Our Thinking Wed 18th March, 2015
What we’re really trying to do when we do user research
One of the reasons we enjoy working on Government Digital Service exemplar projects so much is the way they’ve approached the thorny issue of user research.
Why is this such a ‘thorny’ issue? After all, doing research with ‘real people’ is one of those things everybody agrees is generally a good thing to do, right?
But product owners and delivery teams often seem to struggle to find the time for regular research. And that’s because, even if you’re doing it on a shoestring it’s something that takes effort.
User research takes effort because it is one extra thing to think about. At the pace of an agile delivery project, sometimes it’s hard to synchronise the effort of research with the speed of delivery. Without a thoughtful research plan, and a library of user research, it might appear to be non-trivial to match up the right piece of insight with the right bit of design and development – and this means teams sometimes struggle to see the value of doing the research in the first place. (It’s not necessarily that hard, as we’ll see below, but it is one more thing to think about while you’re trying to build momentum).
5,000 miles away
And then there’s the cost. The team we were in at the Home Office spent time putting together a persuasive business case for a research project abroad while we were building the China Visit Visa product. Here’s what the Home Office Product Owner had to say about the user research project 5,000 miles away.
We invested our travel budget in two trips to China – to support transition testing and to conduct post-release user research. Both were money well spent, highlighting a variety of changes and improvements we could make. There is no doubt in my mind that one of our big lessons learnt is that there would have been value in sending our researchers out to China much earlier.
An interface in Chinese?
It’s not just the cost of the trip itself, but the sheer amount of preparation and planning required to pull it off. Especially, when you’re building a product with an interface in Chinese!
An obvious target for measuring how effective user research is seems to be ‘how much.’ How much research did we do? Or how many users did we speak to? You can argue that the type of usability testing (don’t call it user testing!) teams often do can be measured with ‘number of issues and fixes identified’. That makes sense if you’re testing and are focused on increasing quality. But it makes a lot less sense if you’re viewing user research as an investment.
You should be seeing user research as something which can save you money rather than some narrow use as a bug-fixing, snag-spotting tool. Done right, user research can save you a ton of effort and take you far beyond the bureaucratic nature of compliance efforts. You don’t often see Product Owners wishing they’d put less effort into user research or wishing they’d left it to the last minute.
Exposure Time
At GDS, they’re big on Exposure Time. Everybody in a delivery team should see people using the product you’re building so measuring this makes sense – it’s a great proxy metric for success and widely applicable to all delivery teams.

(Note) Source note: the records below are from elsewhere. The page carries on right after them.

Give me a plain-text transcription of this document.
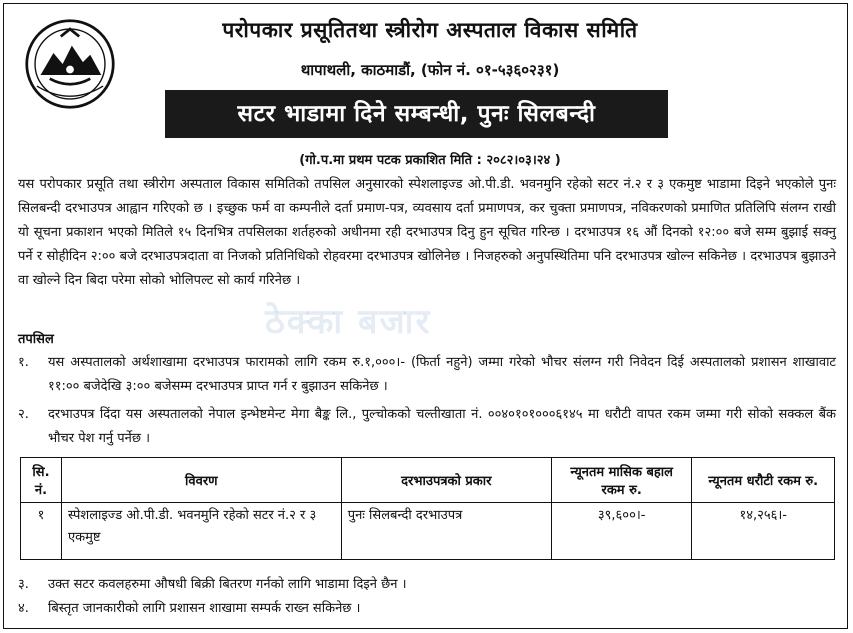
परोपकार प्रसूतितथा स्त्रीरोग अस्पताल विकास समिति
थापाथली, काठमाडौं, (फोन नं. ०१-५३६०२३१)
सटर भाडामा दिने सम्बन्धी, पुनः सिलबन्दी
(गो.प.मा प्रथम पटक प्रकाशित मिति : २०८२।०३।२४ )
यस परोपकार प्रसूति तथा स्त्रीरोग अस्पताल विकास समितिको तपसिल अनुसारको स्पेशलाइज्ड ओ.पी.डी. भवनमुनि रहेको सटर नं.२ र ३ एकमुष्ट भाडामा दिइने भएकोले पुनः सिलबन्दी दरभाउपत्र आह्वान गरिएको छ । इच्छुक फर्म वा कम्पनीले दर्ता प्रमाण-पत्र, व्यवसाय दर्ता प्रमाणपत्र, कर चुक्ता प्रमाणपत्र, नविकरणको प्रमाणित प्रतिलिपि संलग्न राखी यो सूचना प्रकाशन भएको मितिले १५ दिनभित्र तपसिलका शर्तहरुको अधीनमा रही दरभाउपत्र दिनु हुन सूचित गरिन्छ । दरभाउपत्र १६ औं दिनको १२:०० बजे सम्म बुझाई सक्नु पर्ने र सोहीदिन २:०० बजे दरभाउपत्रदाता वा निजको प्रतिनिधिको रोहवरमा दरभाउपत्र खोलिनेछ । निजहरुको अनुपस्थितिमा पनि दरभाउपत्र खोल्न सकिनेछ । दरभाउपत्र बुझाउने वा खोल्ने दिन बिदा परेमा सोको भोलिपल्ट सो कार्य गरिनेछ ।
ठेक्का बजार
तपसिल
१.	यस अस्पतालको अर्थशाखामा दरभाउपत्र फारामको लागि रकम रु.१,०००।- (फिर्ता नहुने) जम्मा गरेको भौचर संलग्न गरी निवेदन दिई अस्पतालको प्रशासन शाखावाट ११:०० बजेदेखि ३:०० बजेसम्म दरभाउपत्र प्राप्त गर्न र बुझाउन सकिनेछ ।
२.	दरभाउपत्र दिंदा यस अस्पतालको नेपाल इन्भेष्टमेन्ट मेगा बैङ्क लि., पुल्चोकको चल्तीखाता नं. ००४०१०१०००६१४५ मा धरौटी वापत रकम जम्मा गरी सोको सक्कल बैंक भौचर पेश गर्नु पर्नेछ ।
सि. नं.	विवरण	दरभाउपत्रको प्रकार	न्यूनतम मासिक बहाल रकम रु.	न्यूनतम धरौटी रकम रु.
१	स्पेशलाइज्ड ओ.पी.डी. भवनमुनि रहेको सटर नं.२ र ३ एकमुष्ट	पुनः सिलबन्दी दरभाउपत्र	३९,६००।-	१४,२५६।-
३.	उक्त सटर कवलहरुमा औषधी बिक्री बितरण गर्नको लागि भाडामा दिइने छैन ।
४.	बिस्तृत जानकारीको लागि प्रशासन शाखामा सम्पर्क राख्न सकिनेछ ।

But I’ve got a couple of metrics I monitored very closely during my time with Equal Experts at the Home Office. Admittedly, they’re not as concrete as the minimum of ‘2 hours for everybody, every 6 weeks’. But they helped me understand when we were doing something right.
- How many developers and BAs turned up voluntarily and asked questions, laughed or grimaced at the ‘UX corner’ segment of the weekly showcase?
Every week we did around a 10-minute slot at showcase and showed ‘supercuts’ of issues (we edited user research footage together into themes and highlighted common difficulties). Or we talked through research summaries and asked the room to come up with ideas why users were having problems.
Closing the loop
I gave a special extended ‘UX Corner’ presentation to a packed house when we got back from China. This sparked discussions which carried on for days. The photos I took (which you can see in the blogs linked to above) were particularly useful. You could see developers ‘closing the loop’ as they gained, for the first time, a sense of the scale of the ‘real world’ operation they were feeding with the software we were building.
- How many times did developers make improvements or suggestions to the UX designs I produced for the product?
These suggestions are easily the most gratifying measure of user research carried out well. When developers make suggestions for how to improve the product you’re working on based on the clips of footage or summaries of research they’ve seen, you know you’re doing something very right.
A valuable investment
Done right, user research may cost you a significant amount of effort, but it is a valuable investment. When the whole team feels like they have the tools to contribute to the overall experience, you release less stuff which needs fixing. Quality, even if it involves sending researchers all the way to China, is usually cost effective.